CD97 is a Critical Regulator of Acute Myeloid Leukemia Stem Cell Function

Despite significant efforts to improve therapies for acute myeloid leukemia (AML), clinical outcomes remain poor. Understanding the mechanisms that regulate the development and maintenance of leukemic stem cells (LSC) is important to reveal new therapeutic opportunities.

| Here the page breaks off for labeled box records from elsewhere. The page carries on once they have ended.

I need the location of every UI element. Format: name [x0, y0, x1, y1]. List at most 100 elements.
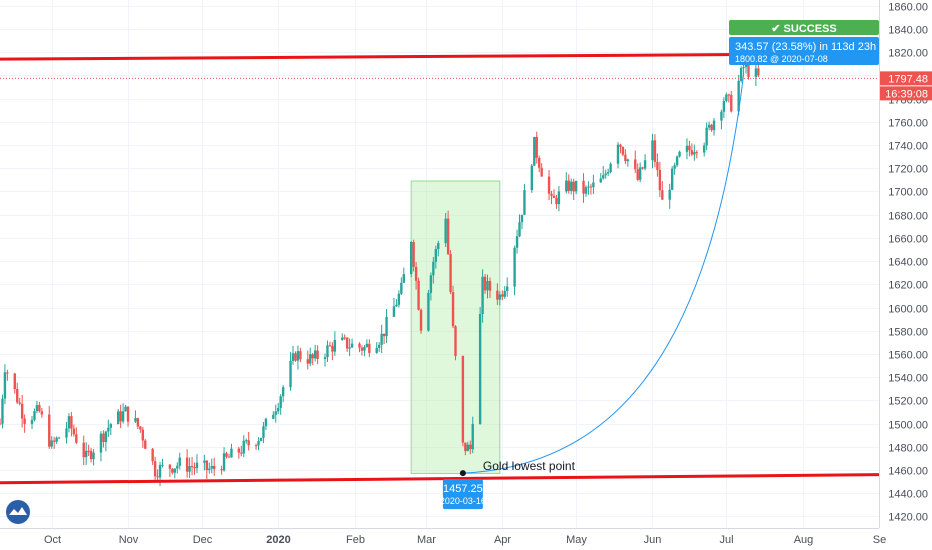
candle-body [444, 218, 447, 244]
candle-body [461, 356, 465, 443]
candle-body [316, 350, 319, 359]
candle-body [230, 448, 233, 458]
candle-body [739, 67, 743, 81]
candle-body [690, 150, 694, 155]
price-tick-label: 1440.00 [888, 489, 928, 501]
result-change: 343.57 (23.58%) in 113d 23h [735, 41, 876, 53]
candle-body [306, 359, 309, 364]
candle-body [454, 326, 457, 357]
candle-body [264, 418, 268, 427]
candle-body [168, 464, 172, 469]
candle-body [675, 156, 679, 166]
candle-body [584, 187, 588, 194]
candle-body [520, 214, 524, 223]
candle-body [702, 145, 706, 153]
candle-body [693, 152, 696, 155]
candle-body [55, 437, 58, 442]
candle-body [678, 151, 681, 157]
candle-body [116, 411, 120, 425]
price-tick-label: 1640.00 [888, 257, 928, 269]
candle-body [638, 167, 642, 180]
candle-body [377, 344, 381, 348]
candle-body [464, 442, 467, 452]
price-tick-label: 1600.00 [888, 304, 928, 316]
candle-body [488, 281, 492, 291]
low-price-date: 2020-03-16 [440, 496, 486, 506]
price-tick-label: 1720.00 [888, 164, 928, 176]
candle-body [208, 468, 211, 471]
candle-body [434, 249, 438, 262]
candle-body [429, 275, 433, 293]
projection-curve[interactable] [462, 74, 745, 474]
candle-body [188, 465, 191, 472]
candle-body [606, 172, 610, 174]
candle-body [262, 426, 265, 438]
logo-circle [6, 500, 30, 524]
price-tick-label: 1480.00 [888, 443, 928, 455]
candle-body [277, 408, 280, 412]
candle-body [107, 427, 110, 432]
candle-body [195, 462, 199, 469]
candle-body [104, 431, 108, 443]
candle-body [296, 351, 300, 361]
time-tick-label: Apr [494, 534, 511, 546]
trend-lines[interactable] [0, 53, 880, 485]
candle-body [400, 282, 403, 294]
candle-body [313, 350, 317, 359]
time-tick-label: Oct [44, 534, 61, 546]
candle-body [222, 453, 226, 471]
candlestick-series [0, 57, 760, 487]
candle-body [345, 337, 349, 349]
candle-body [661, 190, 664, 200]
price-tick-label: 1620.00 [888, 280, 928, 292]
candle-body [688, 145, 691, 151]
candle-body [382, 333, 386, 337]
time-tick-label: Nov [119, 534, 139, 546]
candle-body [326, 345, 329, 358]
candle-body [173, 468, 177, 473]
candle-body [350, 343, 354, 348]
candle-body [722, 100, 726, 112]
candle-body [213, 465, 216, 470]
candle-body [417, 280, 420, 310]
candle-body [368, 343, 371, 353]
candle-body [70, 416, 73, 429]
candle-body [757, 68, 760, 76]
candle-body [331, 345, 334, 352]
candle-body [747, 64, 750, 78]
candle-body [574, 180, 578, 192]
resistance-trendline[interactable] [0, 53, 742, 61]
candle-body [299, 351, 302, 360]
candle-body [348, 347, 351, 349]
low-point-marker[interactable] [459, 470, 466, 477]
candle-body [75, 434, 78, 443]
candle-body [538, 157, 541, 168]
candle-body [50, 440, 53, 447]
price-tick-label: 1560.00 [888, 350, 928, 362]
candle-body [35, 405, 39, 412]
price-tick-label: 1860.00 [888, 2, 928, 14]
candle-body [737, 80, 740, 112]
candle-body [730, 94, 733, 112]
candle-body [360, 347, 364, 351]
candle-body [254, 445, 258, 447]
candle-body [478, 314, 482, 424]
candle-body [225, 453, 228, 457]
candle-body [555, 197, 558, 205]
candle-body [567, 180, 570, 191]
candle-body [392, 306, 396, 317]
support-trendline[interactable] [0, 473, 880, 485]
candle-body [636, 169, 639, 180]
candle-body [705, 127, 708, 146]
time-axis[interactable]: Oct Nov Dec 2020 Feb Mar Apr May Jun Jul Aug Se [0, 528, 886, 547]
candle-body [481, 276, 484, 315]
candle-body [161, 464, 164, 466]
logo-mark [9, 507, 27, 515]
candle-body [67, 416, 71, 429]
time-tick-label: Feb [346, 534, 365, 546]
candle-body [333, 339, 337, 352]
candle-body [449, 254, 452, 293]
candle-body [109, 424, 112, 428]
candle-body [52, 440, 56, 442]
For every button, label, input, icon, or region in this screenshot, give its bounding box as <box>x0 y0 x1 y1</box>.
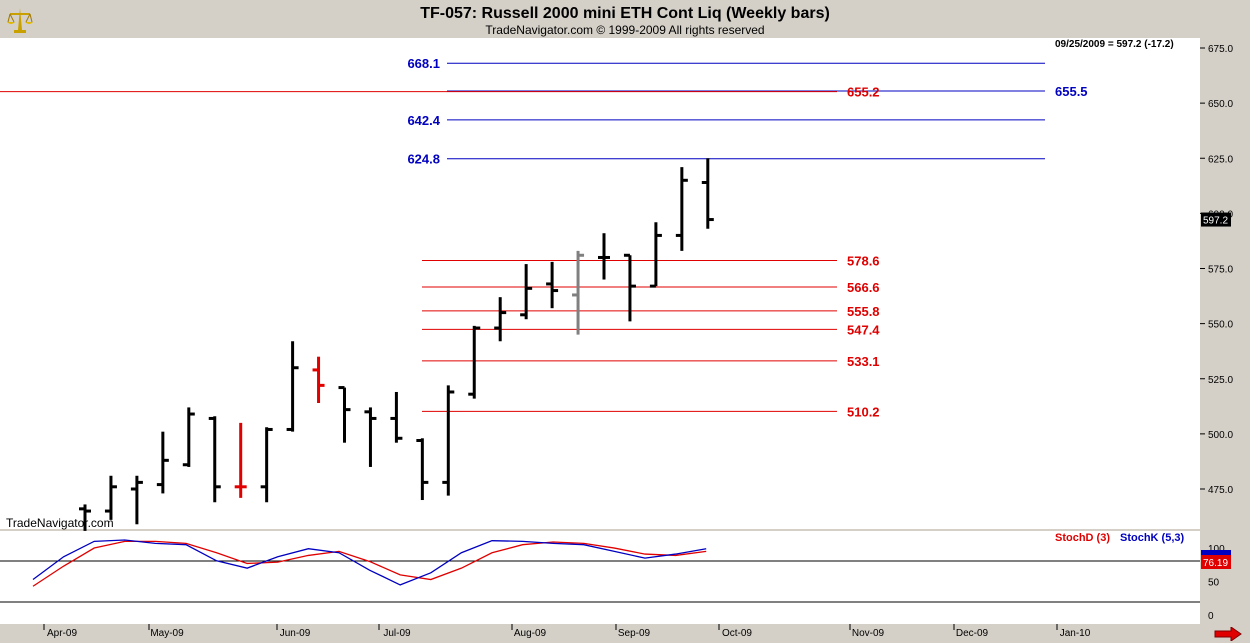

We have identified CD97, a member of the adhesion class of G-protein coupled receptors (GPCRs), as a frequently upregulated antigen of AML blasts that is a critical regulator of blast function. High levels of CD97 correlate with poor prognosis, and silencing of CD97 reduces disease aggressiveness in vivo. In order to analyze the functional pathways associated with CD97 expression, we generated RNA-sequence data from scrambled shRNA transfected (s-shRNA) and CD97 KD human AML cell line HL60, as well as from MLL-AF9 (MA9) transduced GMPs isolated from CD97-/- and WT mice. These phenotypes are due to CD97's function to promote proliferation, survival, and the maintenance of the undifferentiated state in leukemic blasts. Collectively, our data credential CD97 as a promising therapeutic target on LSCs in AML. Overall design: CD97 knock down (CD97-KD) was performed in the human AML cell line HL60 using lentiviral vectors expressing scramble control sequences (scramble shRNA, s-shRNA) or two shRNAs targeting CD97 (shCD97.1 and shCD97.3). Both shRNAs induced a significant decrease in CD97 mRNA expression. For the MA9 RNA-seq data, we purified HSPCs from wild-type (WT) and CD97 deficient (CD97-/-) mice and transduced them with the leukemogenic oncogene, MLL-AF9 (MA9). We analyzed the transcriptomes of i) scrambled shRNA transduced (s-shRNA) HL60 and CD97 KD HL60, and ii) WT-MA9 and CD97-/--MA9 mouse LSCs (L-GMPs).